Another frequent complication is aortic insufficiency, which is noted in 25% to 52% of patients after 1 year of continuous-flow-LVAD support and is cumulative over time. The reasons for the development of aortic insufficiency are thought to be: a) lack of opening of the aortic valve, which may lead to leaflet fusion, and b) altered flow dynamics in the ascending aorta, which may contribute to aortic sinus dilatation. Therefore, when more than mild aortic insufficiency is detected prior to LVAD implantation, it is recommended to repair or replace the aortic valve. To prevent aortic insufficiency after LVAD implantation, it is recommended to optimize speed to eliminate more than mild MR and position the septum at the midline. If both are achieved, speed may be reduced to allow intermittent aortic valve opening. If aortic insufficiency secondary to LVAD is asymptomatic, speed reduction to maximize aortic valve opening is recommended. If the patient is symptomatic, an increase in speed is recommended. If symptoms persist after hemodynamic assessment, repair, replacement or closure of the aortic valve with a patch or by sewing the leaflets may be considered.58

Driveline infection is a feared complication present in up to 40% of patients over time. The incidence of infection can be decreased by patient education and the use of a standardized kit with a silver dressing and an anchoring device.59

Finally, the development of human-leucocyte antigen antibodies during MCS has been described. Younger age, pre-VAD panel-reactive antibodies, and female sex were independent predictors of elevated antibodies post-VAD. Although the development of these antibodies is associated with a longer waiting time for HT due to the need for virtual cross-match, no association with increased rejection, graft failure or death after HT was found.60


The incipient use of donor hearts after circulatory death may increase the donor pool.61 However, this increase might not be sufficient to meet the needs of all the patients with advanced HF. To increase the use of LTVADs in the future, we would need to reduce their cost, diminish thrombotic and bleeding complications and avoid the driveline to minimize infections.

In Spain, the use of LTVADs as BTT or bridge to candidacy is slowly increasing, but their use as DT is still anecdotal and is restricted to young patients with an absolute contraindication for HT and those aged 65 to 75 years with comorbidities that may limit graft survival. The main reason for the low rates of LVAD use is the high cost of the device, which is approximately 94 600€. With a current threshold of 30 000€/quality-adjusted life years62 for end-of-life care interventions, by reducing the cost by 15%, the incremental cost-effectiveness ratio may be acceptable.


HT remains the best available therapy for patients with advanced HF but, given the shortage of donors and long waiting lists, LVADs are increasingly being used to save lives and enhance quality of life.

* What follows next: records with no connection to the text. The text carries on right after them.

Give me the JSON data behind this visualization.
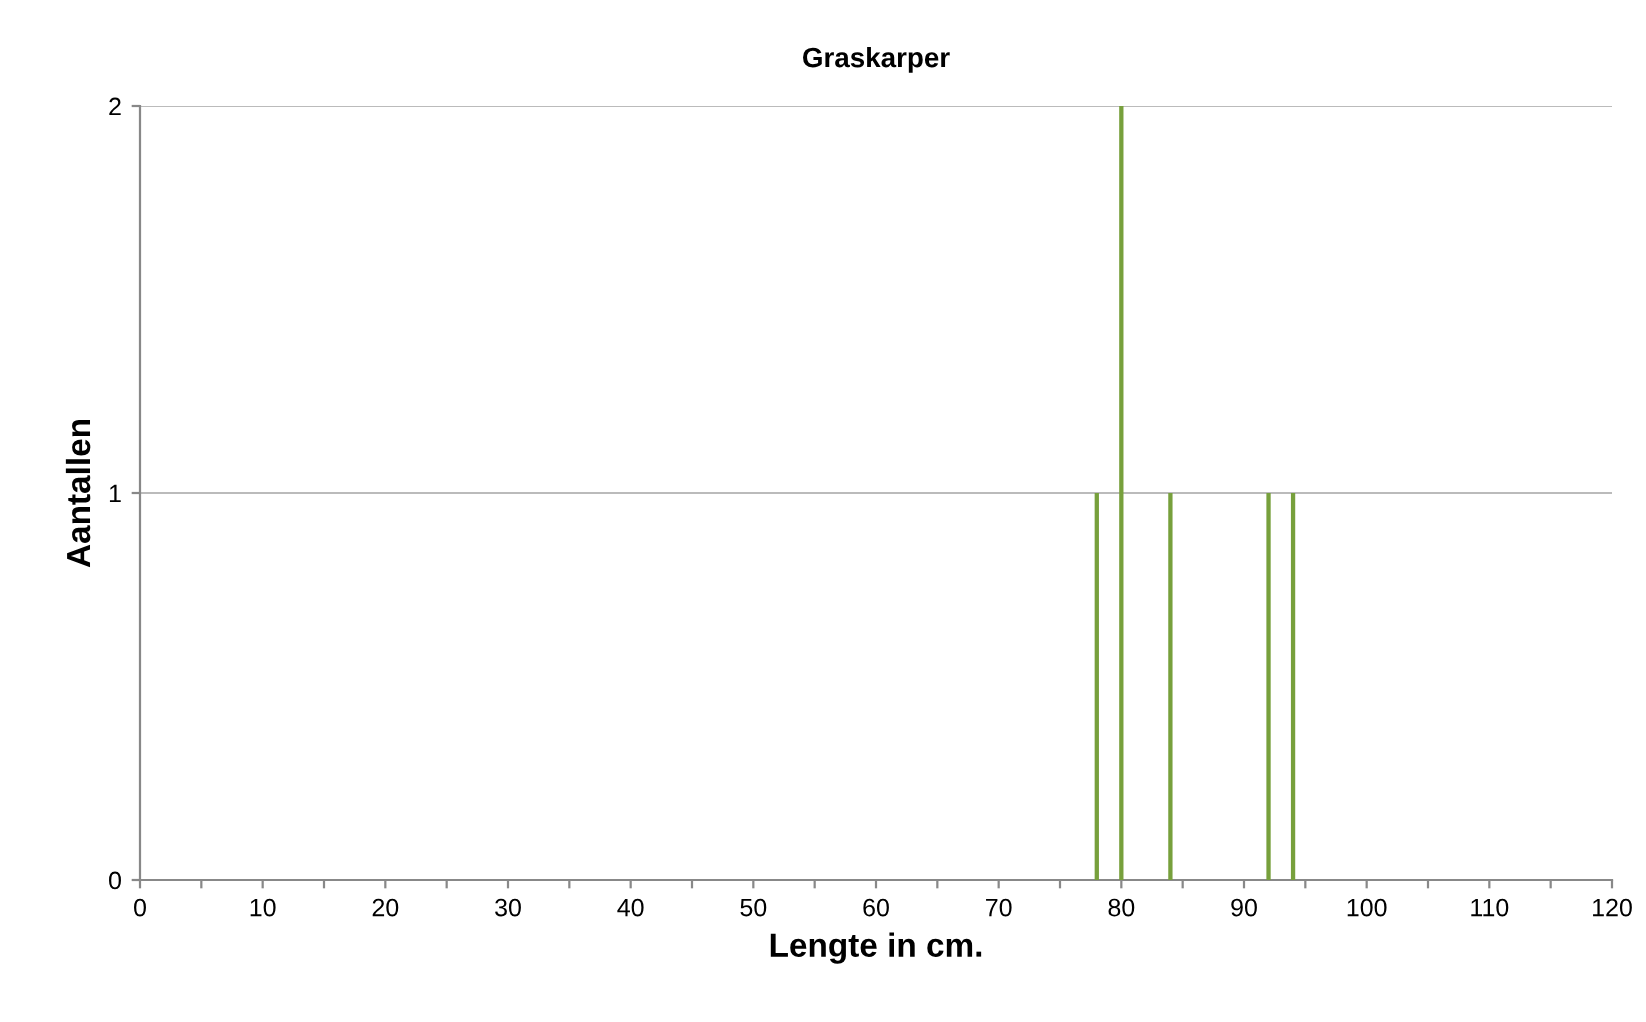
{
  "chart_data": {
    "type": "bar",
    "title": "Graskarper",
    "xlabel": "Lengte in cm.",
    "ylabel": "Aantallen",
    "x": [
      78,
      80,
      84,
      92,
      94
    ],
    "series": [
      {
        "color": "#77a03c",
        "values": [
          1,
          2,
          1,
          1,
          1
        ]
      }
    ],
    "xlim": [
      0,
      120
    ],
    "xticks": [
      0,
      {
        "value": 5,
        "label": null
      },
      10,
      {
        "value": 15,
        "label": null
      },
      20,
      {
        "value": 25,
        "label": null
      },
      30,
      {
        "value": 35,
        "label": null
      },
      40,
      {
        "value": 45,
        "label": null
      },
      50,
      {
        "value": 55,
        "label": null
      },
      60,
      {
        "value": 65,
        "label": null
      },
      70,
      {
        "value": 75,
        "label": null
      },
      80,
      {
        "value": 85,
        "label": null
      },
      90,
      {
        "value": 95,
        "label": null
      },
      100,
      {
        "value": 105,
        "label": null
      },
      110,
      {
        "value": 115,
        "label": null
      },
      120
    ],
    "ylim": [
      0,
      2
    ],
    "yticks": [
      0,
      1,
      2
    ],
    "grid": "y",
    "legend": false
  }
}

In Spain, a shift from STVADs to LTVADs as BTT or bridge to candidacy is occurring but the pace is slow. Implantation of LTVADs as DT can be an alternative for highly selected patients, but access to these devices is limited by their cost. Widespread use of LTVADs will only be viable if their complications are reduced and become cost-effective.


U.P. Jorde is a consultant to St. Jude Medical (no honoraria).